CFDY-FM
- Cochrane, Ontario; Canada;
- Frequency: 104.7 FM
- Branding: CPBR Cochrane 104.7 fm

Programming
- Format: community radio

Ownership
- Owner: Cochrane Polar Bear Club

Technical information
- Class: LP
- ERP: 50 watts
- HAAT: 29.6 metres (97 ft)

Links
- Website: CPBR website

= CFDY-FM =

Radio station in Cochrane, Ontario, Canada

CFDY-FM is a Canadian radio station that broadcasts a community radio format on 104.7 FM in Cochrane, Ontario.

==History==

In November 2007, an application by the Cochrane Polar Bear Radio Club, to operate a new community FM radio station at Cochrane was denied. The Cochrane Polar Bear Radio Club reapplied in January 2008 and received approval to operate the station on 104.7 MHz with 5 watts of power on August 1, 2008.

The station, CFDY-FM is owned by the Cochrane Polar Bear Radio Club. The callsign for meaning for CFDY is "Douglas W. Young", the program director of the station.

On December 13, 2010, the Cochrane Polar Bear Radio Club applied to operate a new FM radio station at Cochrane on the frequency of 104.7 MHz. This application to operate the new station at Cochrane received CRTC approval on April 20, 2011.

On January 28, 2011, the Cochrane Polar Bear Radio Club applied to operate a new FM radio station at Smooth Rock Falls, Ontario on the frequency of 88.5 MHz and received approval on November 10, 2011. The callsign for 88.5 FM at Smooth Rock Falls will be CHDY-FM.

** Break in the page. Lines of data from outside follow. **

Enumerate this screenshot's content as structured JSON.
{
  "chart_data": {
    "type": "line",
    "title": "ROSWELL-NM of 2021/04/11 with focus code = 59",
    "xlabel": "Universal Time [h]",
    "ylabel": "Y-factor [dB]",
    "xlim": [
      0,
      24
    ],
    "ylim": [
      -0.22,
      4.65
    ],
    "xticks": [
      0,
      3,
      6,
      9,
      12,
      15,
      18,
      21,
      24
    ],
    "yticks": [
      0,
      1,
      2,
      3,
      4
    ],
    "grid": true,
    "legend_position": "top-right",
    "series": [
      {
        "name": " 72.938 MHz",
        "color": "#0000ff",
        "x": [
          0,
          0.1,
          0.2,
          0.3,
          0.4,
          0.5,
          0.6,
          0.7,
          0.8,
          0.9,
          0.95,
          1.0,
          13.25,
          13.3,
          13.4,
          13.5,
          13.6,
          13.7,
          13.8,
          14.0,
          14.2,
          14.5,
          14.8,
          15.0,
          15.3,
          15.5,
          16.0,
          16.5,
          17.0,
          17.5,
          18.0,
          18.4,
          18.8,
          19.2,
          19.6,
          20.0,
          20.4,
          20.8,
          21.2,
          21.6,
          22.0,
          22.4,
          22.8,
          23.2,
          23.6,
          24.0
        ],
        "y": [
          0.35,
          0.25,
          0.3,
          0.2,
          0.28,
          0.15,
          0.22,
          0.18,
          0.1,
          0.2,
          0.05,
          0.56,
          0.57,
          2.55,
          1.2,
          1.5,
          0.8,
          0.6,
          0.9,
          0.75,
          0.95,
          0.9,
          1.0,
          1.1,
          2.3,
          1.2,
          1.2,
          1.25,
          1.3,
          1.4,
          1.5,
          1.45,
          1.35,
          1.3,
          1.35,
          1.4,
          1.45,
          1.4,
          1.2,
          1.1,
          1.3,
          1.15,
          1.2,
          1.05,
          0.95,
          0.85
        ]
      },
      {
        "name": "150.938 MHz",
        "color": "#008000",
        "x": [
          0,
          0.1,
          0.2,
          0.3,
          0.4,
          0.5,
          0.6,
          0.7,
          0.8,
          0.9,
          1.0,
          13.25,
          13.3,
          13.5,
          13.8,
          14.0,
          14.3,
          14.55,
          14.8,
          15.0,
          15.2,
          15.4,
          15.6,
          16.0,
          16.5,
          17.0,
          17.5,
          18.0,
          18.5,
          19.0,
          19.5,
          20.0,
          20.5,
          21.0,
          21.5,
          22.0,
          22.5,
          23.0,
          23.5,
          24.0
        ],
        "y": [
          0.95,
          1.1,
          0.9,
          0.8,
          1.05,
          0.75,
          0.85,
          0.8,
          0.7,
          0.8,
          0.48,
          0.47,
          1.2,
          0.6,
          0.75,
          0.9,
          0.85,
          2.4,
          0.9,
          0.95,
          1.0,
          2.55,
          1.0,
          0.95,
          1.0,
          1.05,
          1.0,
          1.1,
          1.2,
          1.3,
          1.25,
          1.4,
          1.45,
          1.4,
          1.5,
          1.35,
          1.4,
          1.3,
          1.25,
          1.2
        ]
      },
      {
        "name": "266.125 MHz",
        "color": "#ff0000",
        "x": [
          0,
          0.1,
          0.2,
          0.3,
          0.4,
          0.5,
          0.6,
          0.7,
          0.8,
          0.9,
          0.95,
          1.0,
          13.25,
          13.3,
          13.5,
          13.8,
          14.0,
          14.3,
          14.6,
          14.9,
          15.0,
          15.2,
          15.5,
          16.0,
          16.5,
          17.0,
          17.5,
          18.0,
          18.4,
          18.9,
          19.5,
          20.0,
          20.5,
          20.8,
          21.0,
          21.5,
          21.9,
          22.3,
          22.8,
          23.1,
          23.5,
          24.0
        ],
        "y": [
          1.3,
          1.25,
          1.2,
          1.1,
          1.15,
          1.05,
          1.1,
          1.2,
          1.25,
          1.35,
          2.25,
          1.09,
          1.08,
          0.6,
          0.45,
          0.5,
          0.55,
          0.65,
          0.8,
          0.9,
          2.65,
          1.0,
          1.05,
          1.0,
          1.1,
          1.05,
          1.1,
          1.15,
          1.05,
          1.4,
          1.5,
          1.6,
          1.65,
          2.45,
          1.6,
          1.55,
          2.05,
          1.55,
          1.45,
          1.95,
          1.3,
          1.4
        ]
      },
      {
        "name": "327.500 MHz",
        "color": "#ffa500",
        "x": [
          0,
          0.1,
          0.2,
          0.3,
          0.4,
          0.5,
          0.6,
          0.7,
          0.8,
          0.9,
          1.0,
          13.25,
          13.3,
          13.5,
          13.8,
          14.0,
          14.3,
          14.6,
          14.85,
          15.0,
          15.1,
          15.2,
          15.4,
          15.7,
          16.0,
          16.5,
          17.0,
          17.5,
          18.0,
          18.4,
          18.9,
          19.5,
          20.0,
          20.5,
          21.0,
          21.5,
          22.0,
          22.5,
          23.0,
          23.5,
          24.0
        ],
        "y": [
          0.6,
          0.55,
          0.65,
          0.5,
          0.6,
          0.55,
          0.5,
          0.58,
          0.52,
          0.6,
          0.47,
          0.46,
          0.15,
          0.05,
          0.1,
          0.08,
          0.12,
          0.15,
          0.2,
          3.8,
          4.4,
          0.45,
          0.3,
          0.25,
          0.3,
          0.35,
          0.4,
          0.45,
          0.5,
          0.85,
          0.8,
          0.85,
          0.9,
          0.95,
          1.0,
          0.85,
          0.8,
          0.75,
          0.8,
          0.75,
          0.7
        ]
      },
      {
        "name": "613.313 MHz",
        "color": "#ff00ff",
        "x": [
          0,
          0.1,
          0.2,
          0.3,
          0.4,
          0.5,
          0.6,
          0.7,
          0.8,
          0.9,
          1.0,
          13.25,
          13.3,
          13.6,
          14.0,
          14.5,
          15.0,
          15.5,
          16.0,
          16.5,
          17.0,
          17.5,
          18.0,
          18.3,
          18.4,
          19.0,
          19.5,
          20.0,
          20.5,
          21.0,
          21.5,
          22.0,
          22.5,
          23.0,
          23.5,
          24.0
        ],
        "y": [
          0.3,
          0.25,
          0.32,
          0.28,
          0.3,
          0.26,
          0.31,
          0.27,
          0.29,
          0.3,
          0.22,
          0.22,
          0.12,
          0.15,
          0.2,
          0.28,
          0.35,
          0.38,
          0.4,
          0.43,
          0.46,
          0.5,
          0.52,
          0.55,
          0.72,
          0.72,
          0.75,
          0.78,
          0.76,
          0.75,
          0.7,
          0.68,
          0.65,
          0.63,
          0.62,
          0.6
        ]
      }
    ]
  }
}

On July 2, 2024, Joel Lagacé, on behalf of a non-profit corporation to be incorporated, submitted an application to the CRTC for a new English language developmental community FM radio station in Cochrane, Ontario which would operate on 104.7 MHz (channel 284) with an average and maximum effective radiated power (ERP) of 5 watts (non-directional antenna with an effective height of antenna above average terrain [EHAAT] of 38.5 metres). Joel Lagacé's application was approved on March 11, 2025.